Defenses include not just better technology but also improved awareness by would-be victims.


“The first step to defend ourselves is understanding the complex constellation of variables that make a person susceptible to phishing,” says PNNL psychologist Corey Fallon, a corresponding author of the study. “We need to tease out those factors that make people more or less likely to click on a dubious message.”


In their study, Fallon and colleagues found that people who reported a high level of work-related distress were significantly more likely to follow a phony phishing email’s link. Every one-point increase in self-reported distress increased the likelihood of responding to the simulated phishing email by 15 percent.


The scientists describe distress as a feeling of tension when someone on the job feels they’re in a difficult situation and unable to tackle the task at hand. Distress might stem from feeling their workload is too high, or they might be questioning whether they have adequate training or time to accomplish their work.



Fancy phish to explore phishing psychology


The 153 participants had agreed to take part in a study, but they were unaware that the phishing email sent a few weeks later was part of the planned study into human factors research.


As far as phishes go, this was a fancy phish. There was no mention of a large sum of money from an African prince, for example, and there were no outright spelling mistakes or gross grammatical errors.


“These were well-crafted emails deliberately designed to trick people and tailored to the organization,” said Jessica Baweja, a psychologist and an author of the study. “It was much harder to detect than the average phish.”


Each participant received one of four different versions of a message about an alleged new dress code to be implemented at their organization. The team tested three common phishing tactics separately and together. Here’s what they found:

  • Urgency. 49 percent of recipients clicked on the links. Sample text: “This policy will go into effect 3 days from the receipt of this notice...acknowledge the changes immediately.”
  • Threat. 47 percent clicked. “…comply with this change in dress code or you may be subject to disciplinary action.”
  • Authority. 38 percent clicked. “Per the Office of General Counsel…”
  • The three tactics together: 31 percent clicked.


While the team had expected that more tactics used together would result in more people clicking on the message, that wasn’t the case.


“It’s possible that the more tactics that were used, the more obvious it was a phishing message,” said author Dustin Arendt, a data scientist. “The tactics must be compelling, but there’s a middle ground.
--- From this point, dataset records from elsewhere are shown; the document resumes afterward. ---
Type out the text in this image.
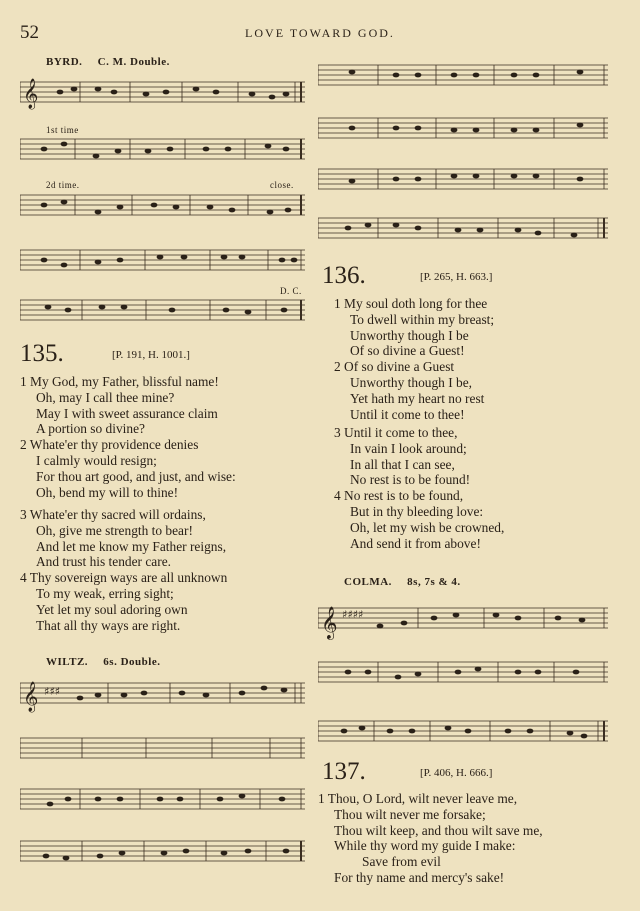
52	LOVE TOWARD GOD.
BYRD. C. M. Double.
𝄞
1st time
2d time.	close.
D. C.
135.	[P. 191, H. 1001.]
1 My God, my Father, blissful name!
Oh, may I call thee mine?
May I with sweet assurance claim
A portion so divine?
2 Whate'er thy providence denies
I calmly would resign;
For thou art good, and just, and wise:
Oh, bend my will to thine!
3 Whate'er thy sacred will ordains,
Oh, give me strength to bear!
And let me know my Father reigns,
And trust his tender care.
4 Thy sovereign ways are all unknown
To my weak, erring sight;
Yet let my soul adoring own
That all thy ways are right.
WILTZ. 6s. Double.
𝄞 ♯♯♯
136.	[P. 265, H. 663.]
1 My soul doth long for thee
To dwell within my breast;
Unworthy though I be
Of so divine a Guest!
2 Of so divine a Guest
Unworthy though I be,
Yet hath my heart no rest
Until it come to thee!
3 Until it come to thee,
In vain I look around;
In all that I can see,
No rest is to be found!
4 No rest is to be found,
But in thy bleeding love:
Oh, let my wish be crowned,
And send it from above!
COLMA. 8s, 7s & 4.
𝄞 ♯♯♯♯
137.	[P. 406, H. 666.]
1 Thou, O Lord, wilt never leave me,
Thou wilt never me forsake;
Thou wilt keep, and thou wilt save me,
While thy word my guide I make:
Save from evil
For thy name and mercy's sake!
If too many tactics are used, it may be obvious that you’re being manipulated.”


In day-to-day operations, PNNL tests its staff with fake phishing emails periodically. Typically around just 1 percent of recipients will click. Far more employees spot the phish early on and provide crowd-sourced alerting to the Laboratory’s cybersecurity experts, said Joseph Higbee, PNNL’s chief information security officer. When a real phishing email is detected, the Laboratory purges the system of all instances of the email immediately. The information is frequently shared with other DOE laboratories.


Human-machine teaming to reduce cybersecurity risk

How can companies and employees use this data to reduce the risk?


“One option is to help people recognize when they are feeling distressed,” said Fallon, “so they can be extra aware and cautious when they’re especially vulnerable.”


In the future, one option might be human-machine teaming. If an algorithm notes a change in a work pattern that might indicate fatigue or inattention, a smart machine assistant could suggest a break from email. Automated alerts are becoming more common, for instance, when a driver drifts unexpectedly and the car issues a warning about fatigue. The researchers noted that the potential benefits of input from a machine assistant would need to be weighed against employee privacy concerns.


“It can be hard to see email as a threat,” said Baweja. “Our ancient brains aren’t wired to equate email with scary things. You’re working through emails all day and it’s routine; there’s little reason to think they could harm you or our organization.


“Organizations need to be thinking about how to encourage people to make good choices. People overestimate their ability to detect phishing emails,” she added.


PNNL researchers are continuing the work, but with a twist. Instead of asking what makes people more vulnerable to phishing, they will conduct a small study of people who resisted the bait, to learn more about their traits and state of mind as they monitor their email.


The work is part of a broader program in human-machine teaming and human factors research at PNNL, which recently hosted a Symposium on Human Factors.


The work was funded by the Cybersecurity and Infrastructure Security Agency, part of the Department of Homeland Security. In addition to Arendt, Baweja and Fallon, authors include Ji Young Yun and Nick Thompson of PNNL and Zhuanyi Shaw, formerly of PNNL.